If you’re like me, almost 30 (let’s not mention it after this), you’re probably feeling a bit nostalgic lately. I almost buried myself in a hole of 90’s and early 2000’s memorabilia. There’s nothing like watching shows, listening to music, or going through old boxes from your childhood to make you a confused mix of happy and sad. By definition, nostalgia is a longing for the past. We associate happy memories with things that trigger a feeling of affection for a time long ago. Luckily I was able to dig myself out of my hole long enough to browse through my old journals. I had completely forgotten how difficult and often times, rocky my childhood actually was. I was blindsided by the things I wrote. Here I was, practically yearning to travel back in time to relive these “happier” or “carefree” days only to realize it wasn’t exactly how I remembered. So it got me thinking, can nostalgia prevent us from moving on and finding real love? I think so.
They say time heals all wounds and in most cases this is true. But another thing time does, sometimes it makes us forget. You may feel angry, heartbroken, or even hate your ex at this very moment. But months, weeks, or even years from now that will subside. We tend to romanticize our past and remember good things much longer than the bad. I can’t tell you how many times I tried to eat something I “loved” as a child and was left disappointed afterwords. It wasn’t as satisfying as I thought it would be. But I had this memory of it being amazing and mouthwatering. Not to compare your ex with food, but I mean I compare everything to food.

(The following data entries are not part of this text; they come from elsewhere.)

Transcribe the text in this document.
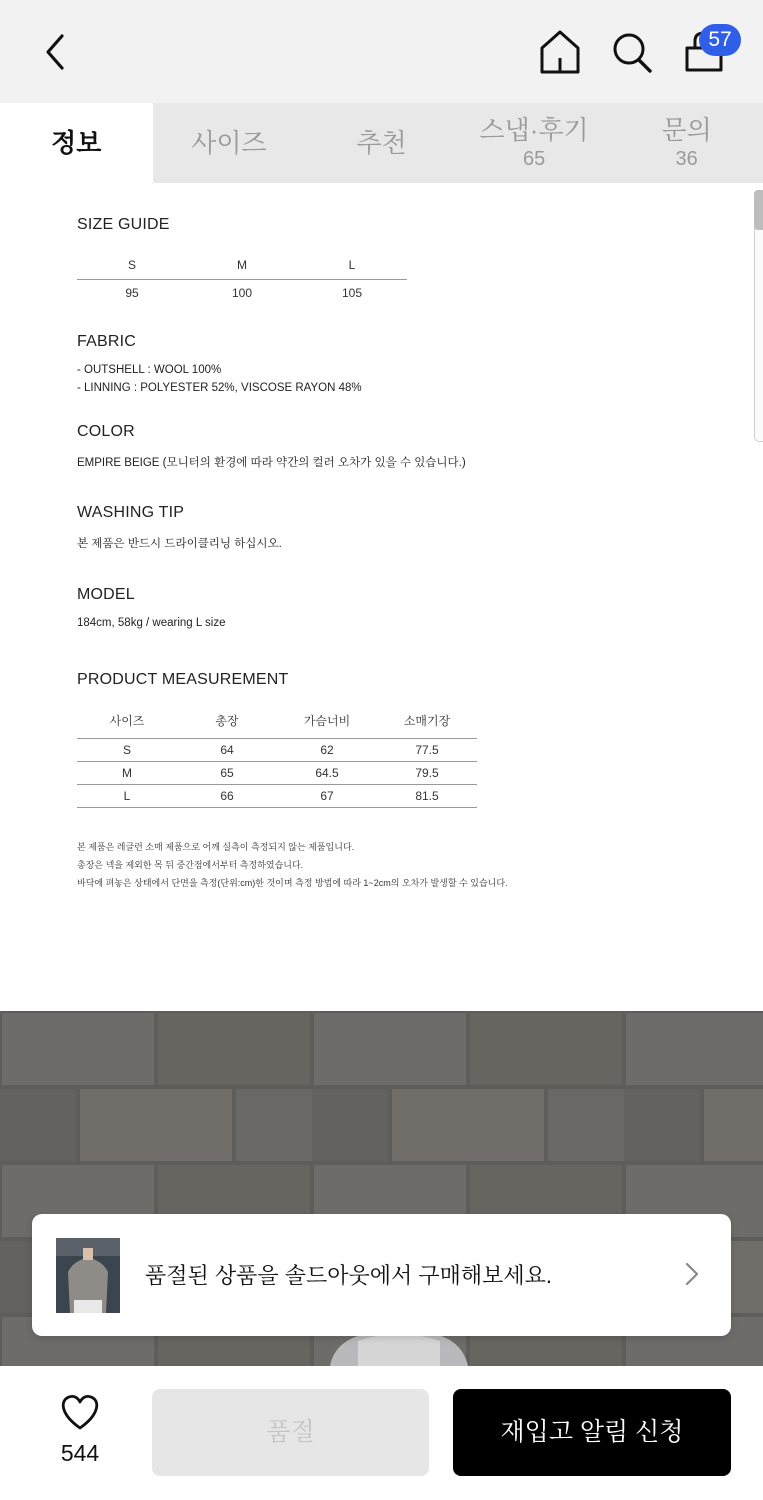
57
정보	사이즈	추천	스냅·후기
65
문의
36
SIZE GUIDE
S	M	L
95	100	105
FABRIC
- OUTSHELL : WOOL 100%
- LINNING : POLYESTER 52%, VISCOSE RAYON 48%
COLOR
EMPIRE BEIGE (모니터의 환경에 따라 약간의 컬러 오차가 있을 수 있습니다.)
WASHING TIP
본 제품은 반드시 드라이클리닝 하십시오.
MODEL
184cm, 58kg / wearing L size
PRODUCT MEASUREMENT
사이즈	총장	가슴너비	소매기장
S	64	62	77.5
M	65	64.5	79.5
L	66	67	81.5
본 제품은 레글런 소매 제품으로 어깨 실측이 측정되지 않는 제품입니다.
총장은 넥을 제외한 목 뒤 중간점에서부터 측정하였습니다.
바닥에 펴놓은 상태에서 단면을 측정(단위:cm)한 것이며 측정 방법에 따라 1~2cm의 오차가 발생할 수 있습니다.
품절된 상품을 솔드아웃에서 구매해보세요.
544
품절	재입고 알림 신청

It’s also said that distance makes the heart grow fonder. For me, out of sight out of mind usually works wonders, but sometimes distance can have the opposite affect. What I mean, after the storm has died down, sometimes the calm tricks us into believing the storm may have not been that bad after all. Or plainly, we get lonely and forget that lonely is actually way better than the actual toxic relationship. Another way we fall into the trap of nostalgia, we get glimpses of our past through pictures, love songs, or gifts we may have received. We have more reminders of the good times than the bad. Anything that reminds us of the good times will have us longing for that mushy-gushy feeling of love. But nostalgia doesn’t only affect the way we view exes but it can also interfere with the way we date and who we date afterwards. We are creatures of habit and sometimes we end up dating the same type over and over again even if that type isn’t working for us. It’s comfortable even if it’s miserable. There’s nothing wrong with looking back on your past in a positive light, but it’s important to know, sometimes even our happiest memories are a bit construed. We shouldn’t look to recreate these moments but rather have newer and better experiences now. I hear a lot of people say they want that “old school love” or that feeling of “young love” again. But remember young love is often fleeting, unpredictable, and goes from hot to cold. Nostalgia acts much like a big pair of “rose colored” glasses, in which everything seems better than it is…or better than it was I guess I should say. Don’t fall for it. Remember the good times but also remember they weren’t nearly as great as we may think, in regards to your ex in particular, and the best is yet to come.